While discussing constructing a proof with my brother he was asking how algebraic proof worked. He has two A levels in maths (at A no less) but he stopped studying maths a decade ago so is a little rusty. His questions, though, made me think about my classes. I know my year 13 pupils can construct proofs, but I’m not sure about all of those pupils who are younger. I am going to ensure I build more opportunities for this into my lessons.

In solving this problem I noticed a pattern in the numbers, I expressed this pattern algebraically and manipulated the algebra to prove the pattern was true for all numbers. This is what mathematicians have done for centuries and how theorems are born. And this is a skill I need to instil in my students.

In the root of the problem I discussed solving a problem which involved searching for integer solutions of an equation in two variables. It was fun, and again I was asked, “how on earth did you work that out? I wouldn’t know where to start.” Well I didn’t know where to start either, I just tried things until I got something that was right. This is what the best of my students do. This post gives some great examples of this. It needs to be more though. As maths teachers we need to make sure our students are willing to do this, if they don’t know what to do to apply things they know until they get an answer. I have been using this approach with my pupils. I won’t help them unless they have tried something first.

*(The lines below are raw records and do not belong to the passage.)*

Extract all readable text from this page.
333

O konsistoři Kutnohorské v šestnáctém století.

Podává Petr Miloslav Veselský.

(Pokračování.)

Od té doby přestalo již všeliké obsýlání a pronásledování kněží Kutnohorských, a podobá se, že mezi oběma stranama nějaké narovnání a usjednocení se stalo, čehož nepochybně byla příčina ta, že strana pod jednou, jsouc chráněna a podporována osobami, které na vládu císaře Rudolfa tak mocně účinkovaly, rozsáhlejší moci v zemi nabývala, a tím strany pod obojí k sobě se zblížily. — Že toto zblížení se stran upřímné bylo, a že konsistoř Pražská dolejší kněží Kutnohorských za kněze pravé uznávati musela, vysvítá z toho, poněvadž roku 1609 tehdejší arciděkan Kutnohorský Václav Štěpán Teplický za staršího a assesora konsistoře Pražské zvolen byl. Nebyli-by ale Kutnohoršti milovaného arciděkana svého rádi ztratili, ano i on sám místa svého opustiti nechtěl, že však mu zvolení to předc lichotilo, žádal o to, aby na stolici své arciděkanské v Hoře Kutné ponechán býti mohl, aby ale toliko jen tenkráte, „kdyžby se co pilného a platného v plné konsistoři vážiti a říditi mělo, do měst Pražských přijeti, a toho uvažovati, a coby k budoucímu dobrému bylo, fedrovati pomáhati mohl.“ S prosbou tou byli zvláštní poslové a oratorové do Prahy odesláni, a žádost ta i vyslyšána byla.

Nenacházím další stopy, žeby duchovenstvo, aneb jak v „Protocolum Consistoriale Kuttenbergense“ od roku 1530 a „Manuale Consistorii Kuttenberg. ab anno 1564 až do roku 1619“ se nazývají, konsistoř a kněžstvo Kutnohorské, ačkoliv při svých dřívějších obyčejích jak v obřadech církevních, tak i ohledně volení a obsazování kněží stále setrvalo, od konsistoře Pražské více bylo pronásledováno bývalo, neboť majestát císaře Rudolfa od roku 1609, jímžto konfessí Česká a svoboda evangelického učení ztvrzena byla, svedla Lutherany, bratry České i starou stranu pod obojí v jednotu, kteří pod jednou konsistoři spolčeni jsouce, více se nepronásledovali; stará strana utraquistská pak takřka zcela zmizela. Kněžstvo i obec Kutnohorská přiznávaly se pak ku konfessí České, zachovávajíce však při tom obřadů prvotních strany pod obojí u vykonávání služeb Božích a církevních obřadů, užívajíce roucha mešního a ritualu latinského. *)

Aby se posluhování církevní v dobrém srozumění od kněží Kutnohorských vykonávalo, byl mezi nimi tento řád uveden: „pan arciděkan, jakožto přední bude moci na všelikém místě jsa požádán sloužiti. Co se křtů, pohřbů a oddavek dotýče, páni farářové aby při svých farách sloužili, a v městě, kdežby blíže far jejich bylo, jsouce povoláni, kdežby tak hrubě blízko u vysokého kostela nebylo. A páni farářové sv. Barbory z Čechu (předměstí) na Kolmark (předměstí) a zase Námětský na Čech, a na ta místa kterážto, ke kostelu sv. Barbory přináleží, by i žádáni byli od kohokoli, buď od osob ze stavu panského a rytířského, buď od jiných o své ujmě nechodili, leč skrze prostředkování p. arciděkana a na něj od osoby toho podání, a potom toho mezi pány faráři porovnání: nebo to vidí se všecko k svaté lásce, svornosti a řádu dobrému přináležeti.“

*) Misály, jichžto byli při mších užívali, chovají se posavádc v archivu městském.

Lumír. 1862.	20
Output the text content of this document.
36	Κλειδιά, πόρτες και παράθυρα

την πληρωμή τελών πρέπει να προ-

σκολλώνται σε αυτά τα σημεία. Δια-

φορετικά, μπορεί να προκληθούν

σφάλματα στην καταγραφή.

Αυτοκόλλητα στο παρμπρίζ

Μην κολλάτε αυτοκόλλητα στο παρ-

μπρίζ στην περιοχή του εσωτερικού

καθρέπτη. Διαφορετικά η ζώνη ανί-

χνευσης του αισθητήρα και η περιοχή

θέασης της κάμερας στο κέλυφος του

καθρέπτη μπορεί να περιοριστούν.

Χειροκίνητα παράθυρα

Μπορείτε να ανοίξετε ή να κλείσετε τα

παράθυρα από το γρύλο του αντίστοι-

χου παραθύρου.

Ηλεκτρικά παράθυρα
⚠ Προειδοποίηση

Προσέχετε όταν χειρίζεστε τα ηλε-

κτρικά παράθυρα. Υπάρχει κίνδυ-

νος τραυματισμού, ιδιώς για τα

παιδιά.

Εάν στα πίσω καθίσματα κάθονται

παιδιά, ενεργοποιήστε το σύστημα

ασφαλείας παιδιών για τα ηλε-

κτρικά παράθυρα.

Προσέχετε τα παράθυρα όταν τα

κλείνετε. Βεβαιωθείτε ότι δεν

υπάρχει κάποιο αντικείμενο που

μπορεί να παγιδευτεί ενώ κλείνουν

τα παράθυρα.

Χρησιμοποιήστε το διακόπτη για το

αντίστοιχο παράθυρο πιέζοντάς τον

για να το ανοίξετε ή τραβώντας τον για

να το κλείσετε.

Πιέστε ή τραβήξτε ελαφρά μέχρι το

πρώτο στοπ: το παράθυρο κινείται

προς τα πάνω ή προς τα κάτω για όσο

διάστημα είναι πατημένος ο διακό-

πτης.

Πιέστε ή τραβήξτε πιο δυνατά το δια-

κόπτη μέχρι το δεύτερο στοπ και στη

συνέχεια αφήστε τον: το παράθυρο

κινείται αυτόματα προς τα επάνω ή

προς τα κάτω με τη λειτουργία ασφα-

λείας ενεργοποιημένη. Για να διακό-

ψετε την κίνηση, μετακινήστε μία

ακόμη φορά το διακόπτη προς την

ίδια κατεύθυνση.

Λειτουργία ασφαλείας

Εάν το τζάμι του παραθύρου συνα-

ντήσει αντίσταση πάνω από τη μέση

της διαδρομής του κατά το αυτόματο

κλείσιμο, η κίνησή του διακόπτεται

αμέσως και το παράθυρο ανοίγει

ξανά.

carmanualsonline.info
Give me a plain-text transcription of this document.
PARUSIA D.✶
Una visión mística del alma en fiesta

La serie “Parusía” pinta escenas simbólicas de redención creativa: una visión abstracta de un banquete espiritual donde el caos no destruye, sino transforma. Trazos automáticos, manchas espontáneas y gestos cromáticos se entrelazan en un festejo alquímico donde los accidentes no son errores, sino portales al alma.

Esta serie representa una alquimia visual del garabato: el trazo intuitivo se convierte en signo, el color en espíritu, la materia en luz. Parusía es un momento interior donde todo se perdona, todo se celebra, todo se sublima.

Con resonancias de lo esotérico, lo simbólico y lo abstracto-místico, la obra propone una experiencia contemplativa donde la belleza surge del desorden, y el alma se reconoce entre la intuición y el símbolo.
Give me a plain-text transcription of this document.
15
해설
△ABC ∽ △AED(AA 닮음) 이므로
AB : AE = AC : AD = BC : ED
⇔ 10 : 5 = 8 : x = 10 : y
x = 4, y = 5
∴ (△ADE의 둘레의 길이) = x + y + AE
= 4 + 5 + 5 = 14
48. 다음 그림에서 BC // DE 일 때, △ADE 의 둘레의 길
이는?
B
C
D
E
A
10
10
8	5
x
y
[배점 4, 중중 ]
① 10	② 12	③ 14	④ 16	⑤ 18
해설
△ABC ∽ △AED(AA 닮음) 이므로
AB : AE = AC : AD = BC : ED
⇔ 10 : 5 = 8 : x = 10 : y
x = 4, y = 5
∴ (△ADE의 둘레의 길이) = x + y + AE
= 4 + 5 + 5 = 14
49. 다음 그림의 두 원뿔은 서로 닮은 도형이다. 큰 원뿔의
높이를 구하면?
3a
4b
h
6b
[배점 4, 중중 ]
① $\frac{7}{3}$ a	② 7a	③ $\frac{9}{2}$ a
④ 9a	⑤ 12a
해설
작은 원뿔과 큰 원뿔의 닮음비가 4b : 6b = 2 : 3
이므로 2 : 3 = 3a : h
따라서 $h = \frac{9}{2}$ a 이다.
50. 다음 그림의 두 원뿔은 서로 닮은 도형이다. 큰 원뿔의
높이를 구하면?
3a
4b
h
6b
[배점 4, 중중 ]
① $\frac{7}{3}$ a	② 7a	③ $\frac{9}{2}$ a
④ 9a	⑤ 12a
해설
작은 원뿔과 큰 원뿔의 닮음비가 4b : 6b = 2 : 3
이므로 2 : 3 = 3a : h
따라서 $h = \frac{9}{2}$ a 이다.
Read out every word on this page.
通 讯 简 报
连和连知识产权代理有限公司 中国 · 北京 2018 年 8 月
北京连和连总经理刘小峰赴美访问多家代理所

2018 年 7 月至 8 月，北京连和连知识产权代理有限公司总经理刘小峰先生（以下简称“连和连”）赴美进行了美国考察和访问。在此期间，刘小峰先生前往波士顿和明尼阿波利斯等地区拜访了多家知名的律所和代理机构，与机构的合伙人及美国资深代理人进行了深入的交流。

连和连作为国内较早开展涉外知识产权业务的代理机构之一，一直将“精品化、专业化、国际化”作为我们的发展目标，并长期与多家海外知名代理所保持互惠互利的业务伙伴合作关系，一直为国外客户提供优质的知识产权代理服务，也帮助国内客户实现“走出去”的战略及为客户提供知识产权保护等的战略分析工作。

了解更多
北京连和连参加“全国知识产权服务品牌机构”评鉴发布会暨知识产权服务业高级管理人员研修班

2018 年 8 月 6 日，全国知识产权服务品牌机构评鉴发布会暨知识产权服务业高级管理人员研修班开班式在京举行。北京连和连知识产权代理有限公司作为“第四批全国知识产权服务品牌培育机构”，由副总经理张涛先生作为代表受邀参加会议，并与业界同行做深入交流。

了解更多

The way the maths exams have been previously has made this spoonfeeding possible and far too common. In the last couple if years the exam boards have thrown a few curveballs, which has meant that students have had to apply their knowledge in different ways to the past papers. I think this is the way forward, and hope the new GCSE and A Level exams address this.

Reblogged this on The Echo Chamber.

I’m not sure the “you haven’t told us how to do it” thing is about resilience. If a school has low expectations regarding the retention of knowledge, students will not expect to be asked to remember something they haven’t been taught that day. If kids are shocked at being asked to do something without an explanation it can simply be that there is not enough emphasis on knowledge and recall in their lessons (generally, not specifically in maths). I’ve encountered kids who would react like this to things they had been taught the day before, and not because they cannot recall it (or look it up in their books) if they tried, but because they were not used to being expected to recall *anything* they had learnt since primary school.

Good points, I have managed to train the class in question to be able to recall knowledge, but they really should have been used to it. The younger year groups are much better, so perhaps that signals a shift in culture.

Resilience is definitely something we need to build though, too many pupils are not prepared to try things out and if they try something that doesn’t work give up. I’ve been working a lot with my classes on this and have seen a vast improvement.